Покуда находились в этом доме, Мещеряков его будто и не замечал. Ел в нем и пил, разговаривал, по сторонам не глядел. Теперь из дома ушли, сидели в амбарушке, а прасоловские хоромы тут-то представились в подробностях.

Сундук, закованный в железные обручи, стоял в одном углу горницы. В другом - иконы, иконы... Одна богаче другой, а вот посередке - вовсе крохотная черная иконка, невозможно догадаться - чей лик? Особая какая-то, от родителей, или принесенная с богомолья, или беглый каторжник перед смертью завещал ее доброму человеку, а прасол, само собою, считал, что добрее его нету и не может быть никого.

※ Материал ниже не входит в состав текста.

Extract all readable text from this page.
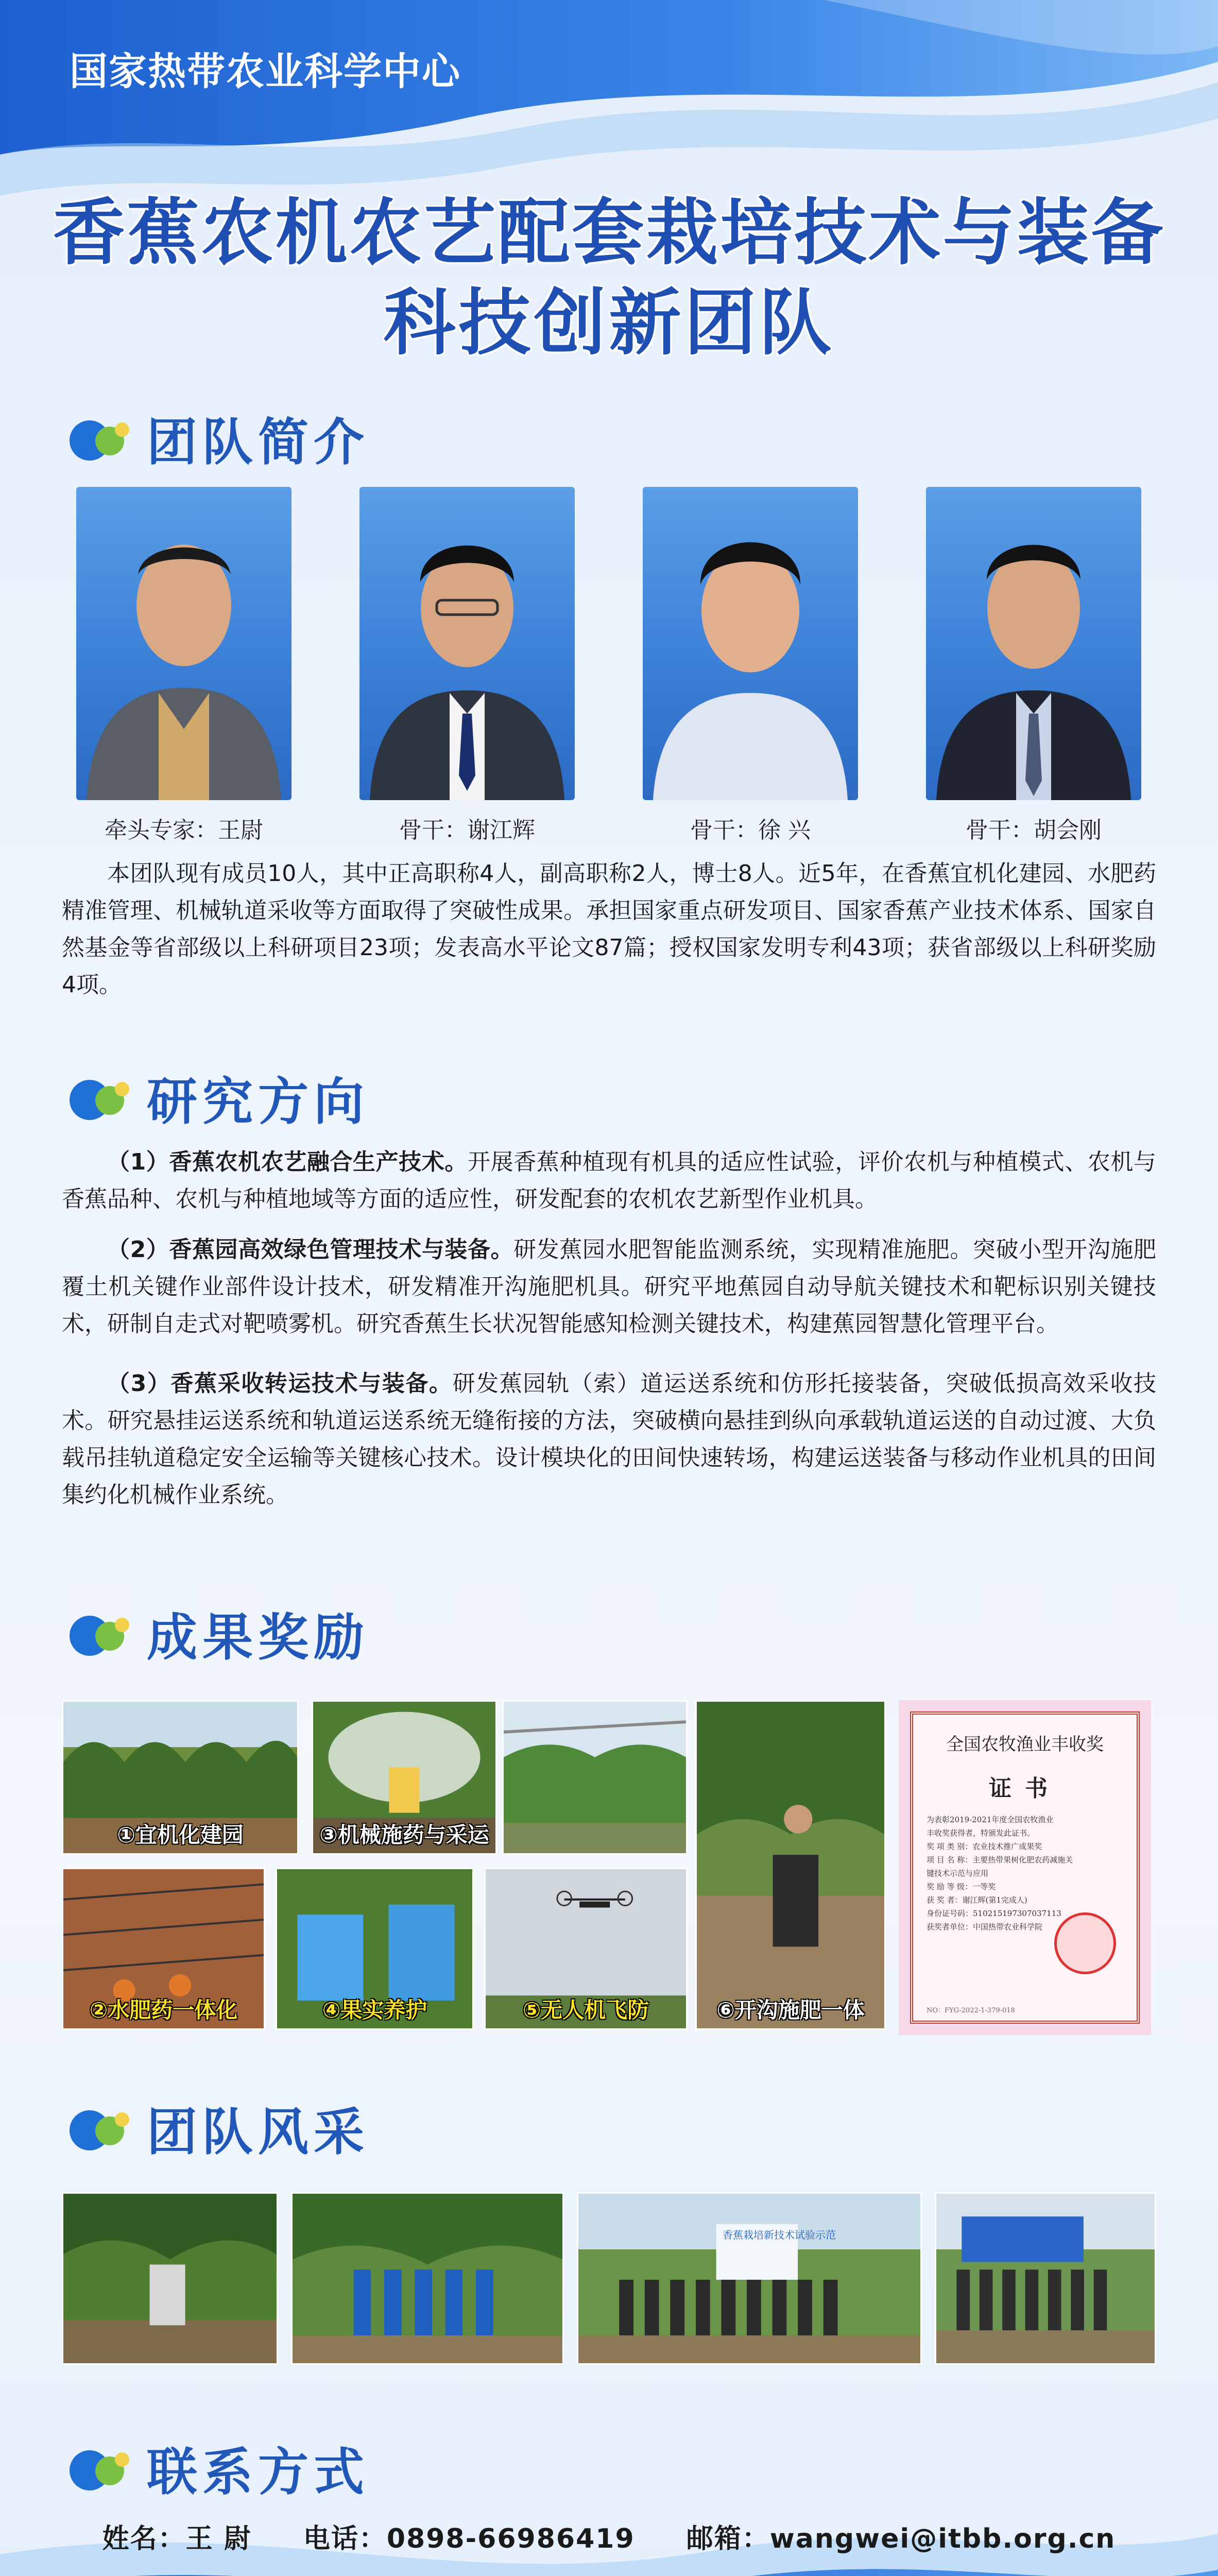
国家热带农业科学中心
香蕉农机农艺配套栽培技术与装备
科技创新团队
团队简介
牵头专家：王尉	骨干：谢江辉	骨干：徐 兴	骨干：胡会刚
本团队现有成员10人，其中正高职称4人，副高职称2人，博士8人。近5年，在香蕉宜机化建园、水肥药精准管理、机械轨道采收等方面取得了突破性成果。承担国家重点研发项目、国家香蕉产业技术体系、国家自然基金等省部级以上科研项目23项；发表高水平论文87篇；授权国家发明专利43项；获省部级以上科研奖励4项。
研究方向
（1）香蕉农机农艺融合生产技术。开展香蕉种植现有机具的适应性试验，评价农机与种植模式、农机与香蕉品种、农机与种植地域等方面的适应性，研发配套的农机农艺新型作业机具。
（2）香蕉园高效绿色管理技术与装备。研发蕉园水肥智能监测系统，实现精准施肥。突破小型开沟施肥覆土机关键作业部件设计技术，研发精准开沟施肥机具。研究平地蕉园自动导航关键技术和靶标识别关键技术，研制自走式对靶喷雾机。研究香蕉生长状况智能感知检测关键技术，构建蕉园智慧化管理平台。
（3）香蕉采收转运技术与装备。研发蕉园轨（索）道运送系统和仿形托接装备，突破低损高效采收技术。研究悬挂运送系统和轨道运送系统无缝衔接的方法，突破横向悬挂到纵向承载轨道运送的自动过渡、大负载吊挂轨道稳定安全运输等关键核心技术。设计模块化的田间快速转场，构建运送装备与移动作业机具的田间集约化机械作业系统。
成果奖励
①宜机化建园	③机械施药与采运
⑥开沟施肥一体
②水肥药一体化	④果实养护	⑤无人机飞防
全国农牧渔业丰收奖
证书
为表彰2019-2021年度全国农牧渔业
丰收奖获得者，特颁发此证书。
奖 项 类 别：农业技术推广成果奖
项 目 名 称：主要热带果树化肥农药减施关
键技术示范与应用
奖 励 等 级：一等奖
获 奖 者：谢江辉(第1完成人)
身份证号码：510215197307037113
获奖者单位：中国热带农业科学院
NO：FYG-2022-1-379-018
团队风采
香蕉栽培新技术试验示范
联系方式
姓名：王 尉 电话：0898-66986419 邮箱：wangwei@itbb.org.cn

...Канарейка в клетке. Не клетка, а терем с башенкой, как бы умел чирикать, то и сам поселился бы в таком. Но все это - не само по себе, а рядом с карточками.

На карточках происходила жизнь - фотографом была заснята и начиналась с грустной лошадиной морды. Лошадь в станке, одна передняя нога слегка подтянута к брюху, забинтована, а еще располосована вдоль глубоким шрамом. Рядом с лошадью "смирно" стоят двое в халатах: на одном, бородатом, офицерская фуражка, а в руке железный какой-то инструмент - это был, сразу можно догадаться, ветеринарный доктор в военной службе; другой же, крепкий малый с уздой в руке, с фуражкой набекрень, - ветеринарный санитар, он же будущий прасол.

От фотографии будто и сейчас еще пахло конским потом и карболовой кислотой.

Значит, так: моряшихинскому парню повезло в военной службе сделаться конским санитаром, а далее уж известно и видно было все, что произошло: он верный глаз на скотину, особенно на коней, в этой службе приобрел и, вернувшись домой, в память наставника своего, ветеринарного доктора, отрастил бороду, а дальше - повел и повел дело, стал торговать скотом и в Понизовской, и в Нагорной степи, и шло у него к тому, чтобы открыть свой собственный конный завод. Уже снимался на карточки в обнимку с призовыми жеребцами, молочным скотом тоже не брезговал, рядом с его бородой были и тяжелые бычьи головы, и коровы в полный рост, с медалями на шее и лбах. Были тут и похвальные свидетельства от военного ведомства за поставку армии конского поголовья.